Tel est le chemin nécessaire de toute vocation, en particulier d’une vocation en Eglise où le ressenti de l’appelé doit toujours trouver soutien et confirmation dans la sagesse et le discernement d’une tierce personne. Cela demande une vraie pédagogie de l’accompagnateur tantôt de la présence, tantôt de l’effacement. J’aime le pape François dans « la joie de l’Evangile » nous en parler en ces termes : « L’Église devra initier ses membres – prêtres, personnes consacrées et laïcs – à cet “art de l’accompagnement”, pour que tous apprennent toujours à ôter leurs sandales devant la terre sacrée de l’autre » (EG 169). Oter ses sandales devant la terre sacrée de l’autre, c’est ce que finira par faire Eli.

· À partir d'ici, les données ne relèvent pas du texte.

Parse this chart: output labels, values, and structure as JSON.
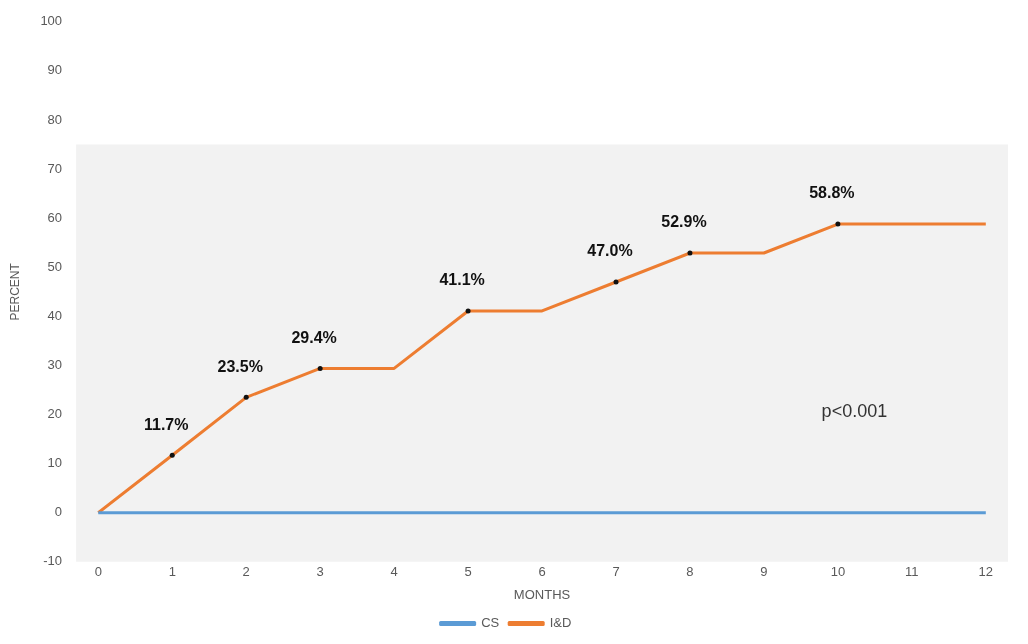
{
  "chart_data": {
    "type": "line",
    "xlabel": "MONTHS",
    "ylabel": "PERCENT",
    "x": [
      0,
      1,
      2,
      3,
      4,
      5,
      6,
      7,
      8,
      9,
      10,
      11,
      12
    ],
    "series": [
      {
        "name": "CS",
        "color": "#5b9bd5",
        "values": [
          0,
          0,
          0,
          0,
          0,
          0,
          0,
          0,
          0,
          0,
          0,
          0,
          0
        ]
      },
      {
        "name": "I&D",
        "color": "#ed7d31",
        "values": [
          0,
          11.7,
          23.5,
          29.4,
          29.4,
          41.1,
          41.1,
          47.0,
          52.9,
          52.9,
          58.8,
          58.8,
          58.8
        ],
        "value_labels": [
          null,
          "11.7%",
          "23.5%",
          "29.4%",
          null,
          "41.1%",
          null,
          "47.0%",
          "52.9%",
          null,
          "58.8%",
          null,
          null
        ]
      }
    ],
    "xlim": [
      -0.3,
      12.3
    ],
    "xticks": [
      0,
      1,
      2,
      3,
      4,
      5,
      6,
      7,
      8,
      9,
      10,
      11,
      12
    ],
    "ylim": [
      -10,
      100
    ],
    "yticks": [
      -10,
      0,
      10,
      20,
      30,
      40,
      50,
      60,
      70,
      80,
      90,
      100
    ],
    "bands": [
      {
        "axis": "y",
        "from": -10,
        "to": 75,
        "color": "#f2f2f2"
      }
    ],
    "annotations": [
      "p<0.001"
    ],
    "grid": false,
    "legend": "bottom",
    "line_style": "solid"
  }
}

Dans ce passage de l’évangile de Jean, le Baptiste a été le médiateur de la rencontre entre ses deux disciples, et Jésus. Les deux disciples de ce récit sont ceux de Jean-Baptiste, et au lieu de se les approprier comme ses poulains, ils les orientent vers Jésus qu’il désigne comme l’Agneau de Dieu, le Messie. Jean-Baptiste désire cette dépossession pour que ses disciples connaissent le vrai Dieu, de la même façon qu’Eli accepte qu’un autre que lui puisse être touché par l’appel de Dieu. Non seulement il l’accepte, mais il l’accompagne. Cela peut rejoindre notre propre histoire de foi. Quels ont été les intermédiaires, les personnes qui m’ont aidés et guidés dans la découverte de la foi ou d’une vocation particulière ? Sommes-nous aujourd’hui à notre tour des « médiateurs » et des « accompagnateurs » pour relayer l’appel du Seigneur ? Un peu plus tard dans l’évangile vous l’avez entendu, c’est André qui amène Simon-Pierre à Jésus. Car Dieu appelle par des relais humains. Dieu veut toujours avoir besoin des hommes pour transmettre sa Parole.

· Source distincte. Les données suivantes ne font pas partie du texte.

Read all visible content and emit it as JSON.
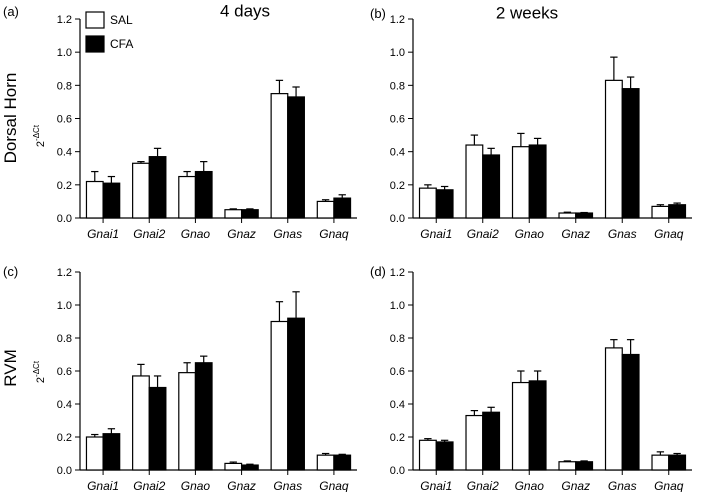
{
  "column_titles": [
    "4 days",
    "2 weeks"
  ],
  "row_titles": [
    "Dorsal Horn",
    "RVM"
  ],
  "legend": {
    "entries": [
      {
        "name": "SAL",
        "color": "#ffffff"
      },
      {
        "name": "CFA",
        "color": "#000000"
      }
    ]
  },
  "chart_data": [
    {
      "type": "bar",
      "panel": "(a)",
      "row": "Dorsal Horn",
      "column": "4 days",
      "ylabel": "2-ΔCt",
      "ylim": [
        0,
        1.2
      ],
      "yticks": [
        "0.0",
        "0.2",
        "0.4",
        "0.6",
        "0.8",
        "1.0",
        "1.2"
      ],
      "categories": [
        "Gnai1",
        "Gnai2",
        "Gnao",
        "Gnaz",
        "Gnas",
        "Gnaq"
      ],
      "series": [
        {
          "name": "SAL",
          "color": "#ffffff",
          "values": [
            0.22,
            0.33,
            0.25,
            0.05,
            0.75,
            0.1
          ],
          "errors": [
            0.06,
            0.01,
            0.03,
            0.005,
            0.08,
            0.01
          ]
        },
        {
          "name": "CFA",
          "color": "#000000",
          "values": [
            0.21,
            0.37,
            0.28,
            0.05,
            0.73,
            0.12
          ],
          "errors": [
            0.04,
            0.05,
            0.06,
            0.005,
            0.06,
            0.02
          ]
        }
      ]
    },
    {
      "type": "bar",
      "panel": "(b)",
      "row": "Dorsal Horn",
      "column": "2 weeks",
      "ylabel": "",
      "ylim": [
        0,
        1.2
      ],
      "yticks": [
        "0.0",
        "0.2",
        "0.4",
        "0.6",
        "0.8",
        "1.0",
        "1.2"
      ],
      "categories": [
        "Gnai1",
        "Gnai2",
        "Gnao",
        "Gnaz",
        "Gnas",
        "Gnaq"
      ],
      "series": [
        {
          "name": "SAL",
          "color": "#ffffff",
          "values": [
            0.18,
            0.44,
            0.43,
            0.03,
            0.83,
            0.07
          ],
          "errors": [
            0.02,
            0.06,
            0.08,
            0.005,
            0.14,
            0.01
          ]
        },
        {
          "name": "CFA",
          "color": "#000000",
          "values": [
            0.17,
            0.38,
            0.44,
            0.03,
            0.78,
            0.08
          ],
          "errors": [
            0.02,
            0.04,
            0.04,
            0.003,
            0.07,
            0.01
          ]
        }
      ]
    },
    {
      "type": "bar",
      "panel": "(c)",
      "row": "RVM",
      "column": "4 days",
      "ylabel": "2-ΔCt",
      "ylim": [
        0,
        1.2
      ],
      "yticks": [
        "0.0",
        "0.2",
        "0.4",
        "0.6",
        "0.8",
        "1.0",
        "1.2"
      ],
      "categories": [
        "Gnai1",
        "Gnai2",
        "Gnao",
        "Gnaz",
        "Gnas",
        "Gnaq"
      ],
      "series": [
        {
          "name": "SAL",
          "color": "#ffffff",
          "values": [
            0.2,
            0.57,
            0.59,
            0.04,
            0.9,
            0.09
          ],
          "errors": [
            0.015,
            0.07,
            0.06,
            0.008,
            0.12,
            0.01
          ]
        },
        {
          "name": "CFA",
          "color": "#000000",
          "values": [
            0.22,
            0.5,
            0.65,
            0.03,
            0.92,
            0.09
          ],
          "errors": [
            0.03,
            0.07,
            0.04,
            0.005,
            0.16,
            0.005
          ]
        }
      ]
    },
    {
      "type": "bar",
      "panel": "(d)",
      "row": "RVM",
      "column": "2 weeks",
      "ylabel": "",
      "ylim": [
        0,
        1.2
      ],
      "yticks": [
        "0.0",
        "0.2",
        "0.4",
        "0.6",
        "0.8",
        "1.0",
        "1.2"
      ],
      "categories": [
        "Gnai1",
        "Gnai2",
        "Gnao",
        "Gnaz",
        "Gnas",
        "Gnaq"
      ],
      "series": [
        {
          "name": "SAL",
          "color": "#ffffff",
          "values": [
            0.18,
            0.33,
            0.53,
            0.05,
            0.74,
            0.09
          ],
          "errors": [
            0.01,
            0.03,
            0.07,
            0.005,
            0.05,
            0.02
          ]
        },
        {
          "name": "CFA",
          "color": "#000000",
          "values": [
            0.17,
            0.35,
            0.54,
            0.05,
            0.7,
            0.09
          ],
          "errors": [
            0.01,
            0.03,
            0.06,
            0.005,
            0.09,
            0.01
          ]
        }
      ]
    }
  ]
}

La toute première parole que Jésus prononce dans l’évangile de Jean ne consiste pas pour lui à décliner son identité comme s’il voulait s’imposer. Non, c’est tout le contraire, il pose une question au plus intime de ceux qui le suivent : « Que cherchez-vous ? » Le Seigneur s’intéresse à nos désirs les plus profonds et espère que nous puissions les lui exprimer.
Cette question, je crois que Jésus nous la pose à nous aussi : « Que cherches-tu ? » Qu’est ce qui nous fait vivre, qu’est ce qui suscite ou motive nos initiatives, quelle source nous met en mouvement ? Pourquoi sommes-nous croyants ? C’est LA question source à ne pas esquiver pour que notre vie ait un sens, nos réponses ne peuvent rester superficielles. Celui qui devient disciple de Jésus cherche quelque chose, mais trouve quelqu’un. Il découvre que demeurer avec le Christ conduit à demeurer en lui. C’est Dieu qui engage le processus de la rencontre par un appel dans le livre de Samuel, par une question « Que cherchez-vous ? » dans l’évangile. Son amour nous devance. Sachons être de ceux qui ont envi de chercher Dieu et de suivre Jésus ! Sachons mettre en relation, relier les personnes les unes aux autres et ensuite se retirer humblement comme Jean-Baptiste. Ce que nous devons proposer, c’est toujours une rencontre en liberté : « Venez, et vous verrez. » Jésus ne force jamais, l’Eglise ne force jamais (ou ne devrait jamais le faire). Elle invite à une découverte personnelle. La foi n’est pas un embrigadement. Croire en Jésus-Christ n’est pas un carcan, mais une joie qui dilate. Soyons des croyants heureux et libérés. Amen.